Kappa16©, renommé Enoch par ses acheteurs fait son entrée dans une famille moderne pour s’occuper de Saul, un enfant autiste dont les parents peinent à gérer les fréquentes crises. Mais voilà, à peine à la tâche, le robot se voit attribué d’autres fonctions par son propriétaire. Débridé, perverti, il n’en noue pas moins ce qu’il convient d’appeler une relation avec l’enfant et finit par tenir un rôle à part entière dans la famille.

« Une action résulte d’une commande. Voilà le bréviaire de la programmation informatique, qui est aussi celui de toute existence. »

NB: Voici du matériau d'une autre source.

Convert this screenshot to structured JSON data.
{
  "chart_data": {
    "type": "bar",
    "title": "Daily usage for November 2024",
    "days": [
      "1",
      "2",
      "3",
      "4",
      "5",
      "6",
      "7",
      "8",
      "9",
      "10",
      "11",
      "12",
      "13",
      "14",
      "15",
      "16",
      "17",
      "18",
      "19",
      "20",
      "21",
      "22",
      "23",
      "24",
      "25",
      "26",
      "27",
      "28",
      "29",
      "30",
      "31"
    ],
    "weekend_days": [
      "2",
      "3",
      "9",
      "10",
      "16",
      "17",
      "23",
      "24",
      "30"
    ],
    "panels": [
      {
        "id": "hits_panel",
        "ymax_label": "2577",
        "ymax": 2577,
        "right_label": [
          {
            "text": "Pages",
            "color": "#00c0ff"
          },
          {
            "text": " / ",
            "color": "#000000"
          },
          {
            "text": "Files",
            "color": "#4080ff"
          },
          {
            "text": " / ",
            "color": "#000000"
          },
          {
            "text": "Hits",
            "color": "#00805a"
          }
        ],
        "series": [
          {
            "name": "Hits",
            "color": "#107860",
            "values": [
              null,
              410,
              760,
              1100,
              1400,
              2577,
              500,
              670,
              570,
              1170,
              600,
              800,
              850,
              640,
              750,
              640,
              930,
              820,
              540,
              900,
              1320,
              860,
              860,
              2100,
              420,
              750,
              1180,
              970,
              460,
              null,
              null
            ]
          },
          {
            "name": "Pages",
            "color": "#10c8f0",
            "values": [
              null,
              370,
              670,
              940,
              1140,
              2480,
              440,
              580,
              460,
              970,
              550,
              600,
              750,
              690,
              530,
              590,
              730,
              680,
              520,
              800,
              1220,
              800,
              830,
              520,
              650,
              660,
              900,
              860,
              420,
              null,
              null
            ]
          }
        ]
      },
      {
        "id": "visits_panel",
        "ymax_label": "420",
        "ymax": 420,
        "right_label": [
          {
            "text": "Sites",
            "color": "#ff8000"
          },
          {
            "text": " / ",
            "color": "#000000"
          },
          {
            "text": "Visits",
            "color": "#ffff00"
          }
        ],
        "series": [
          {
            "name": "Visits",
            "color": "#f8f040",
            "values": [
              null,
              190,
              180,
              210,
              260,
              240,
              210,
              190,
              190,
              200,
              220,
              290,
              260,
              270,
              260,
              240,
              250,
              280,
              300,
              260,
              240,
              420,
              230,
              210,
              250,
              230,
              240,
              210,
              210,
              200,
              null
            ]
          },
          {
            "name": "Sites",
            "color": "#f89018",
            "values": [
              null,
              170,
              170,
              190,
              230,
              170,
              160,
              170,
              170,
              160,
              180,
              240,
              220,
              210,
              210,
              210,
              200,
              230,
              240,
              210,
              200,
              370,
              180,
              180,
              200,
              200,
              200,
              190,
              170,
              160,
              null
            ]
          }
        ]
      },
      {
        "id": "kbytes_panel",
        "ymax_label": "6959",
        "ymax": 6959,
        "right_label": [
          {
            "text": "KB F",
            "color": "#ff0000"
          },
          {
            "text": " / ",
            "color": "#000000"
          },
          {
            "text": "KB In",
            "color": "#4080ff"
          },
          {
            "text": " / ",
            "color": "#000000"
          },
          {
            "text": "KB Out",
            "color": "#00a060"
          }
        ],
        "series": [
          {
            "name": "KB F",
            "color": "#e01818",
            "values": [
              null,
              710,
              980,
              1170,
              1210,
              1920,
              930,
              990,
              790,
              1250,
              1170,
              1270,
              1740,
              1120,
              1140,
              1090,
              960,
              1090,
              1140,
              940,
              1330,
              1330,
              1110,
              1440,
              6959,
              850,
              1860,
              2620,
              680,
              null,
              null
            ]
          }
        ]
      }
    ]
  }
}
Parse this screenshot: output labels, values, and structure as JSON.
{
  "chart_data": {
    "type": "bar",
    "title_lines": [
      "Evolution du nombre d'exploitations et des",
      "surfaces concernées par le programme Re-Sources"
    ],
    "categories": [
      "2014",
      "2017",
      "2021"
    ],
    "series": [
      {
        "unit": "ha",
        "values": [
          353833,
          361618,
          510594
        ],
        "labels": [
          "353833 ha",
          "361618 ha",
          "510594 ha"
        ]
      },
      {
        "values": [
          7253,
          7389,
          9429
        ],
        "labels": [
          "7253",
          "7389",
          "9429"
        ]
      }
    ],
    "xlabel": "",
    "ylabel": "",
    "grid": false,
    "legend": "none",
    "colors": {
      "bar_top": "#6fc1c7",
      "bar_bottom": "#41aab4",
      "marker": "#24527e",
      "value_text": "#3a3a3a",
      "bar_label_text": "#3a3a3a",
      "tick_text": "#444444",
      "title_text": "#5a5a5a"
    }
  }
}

Chez Enoch, tout est commandes, instructions, réponses. Dans le livre, c’est graphique : les pages du roman sont parsemées de lignes de codes qui expriment en langage technique la perception qu’a Enoch de son environnement. Animé par les ordres directs de son propriétaire Thomas, le père de Saul, le robot est fidèle à ce qu’on pourrait attendre d’une intelligence artificielle dans quelques années.

Et pour cause, Neil Jomunsi explique sur son site avoir potassé longuement les mécanismes de l’intelligence artificielle. Les problématiques inhérentes à la discipline sont illustrées à travers le regard de la machine (reconnaissance d’objets), mais aussi ceux des humains qui interagissent avec (aversion envers les machines). L’entité robotique est coups à coups actrice et victime de son rôle d’assistant pour l’humanité. A travers la vie d’Enoch, on touche du doigt les peurs de notre espèce (notamment avec le concept de Vallée de l’étrange, développé ici).

Le robot, l’humain en miroir

Si le roman de Neil est réussi, c’est parce qu’à travers la robotique il parle de l’humain face à lui même puis traite avec finesse de l’autisme, ce trouble du comportement encore mal connu. Ces deux angles sont parfaitement illustrés dans la narration d’Enoch lui-même :

De l’extérieur, Enoch est un outil à la merci de nos travers les plus sombres. Abusé, il devient un exutoire qui évacue la frustration de la vie terrestre, la maladie, la sexualité. Comme dans de nombreux films et séries (Automata, Akta Manniskor, etc.), l’homme fait du robot son esclave, son confident, son médicament.

De l’intérieur, le soliloque robotique est l’occasion de le comprendre le fonctionnement même d’Enoch. Freiné par son paramétrage, le robot subit un décalage permanent entre les stimulis extérieurs et sa capacité à y répondre. « Rien n’habite les robots, mais il faut bien que les robots habitent quelque part » nous dit Neil. D’une certain manière, l’intimité d’Enoch fait écho à l’autisme de Saul : l’enfant vit dans ce bruit propre à l’autisme, cherche les repères et la régularité mais ne sait pas toujours attribuer la bonne réponse à son ressenti.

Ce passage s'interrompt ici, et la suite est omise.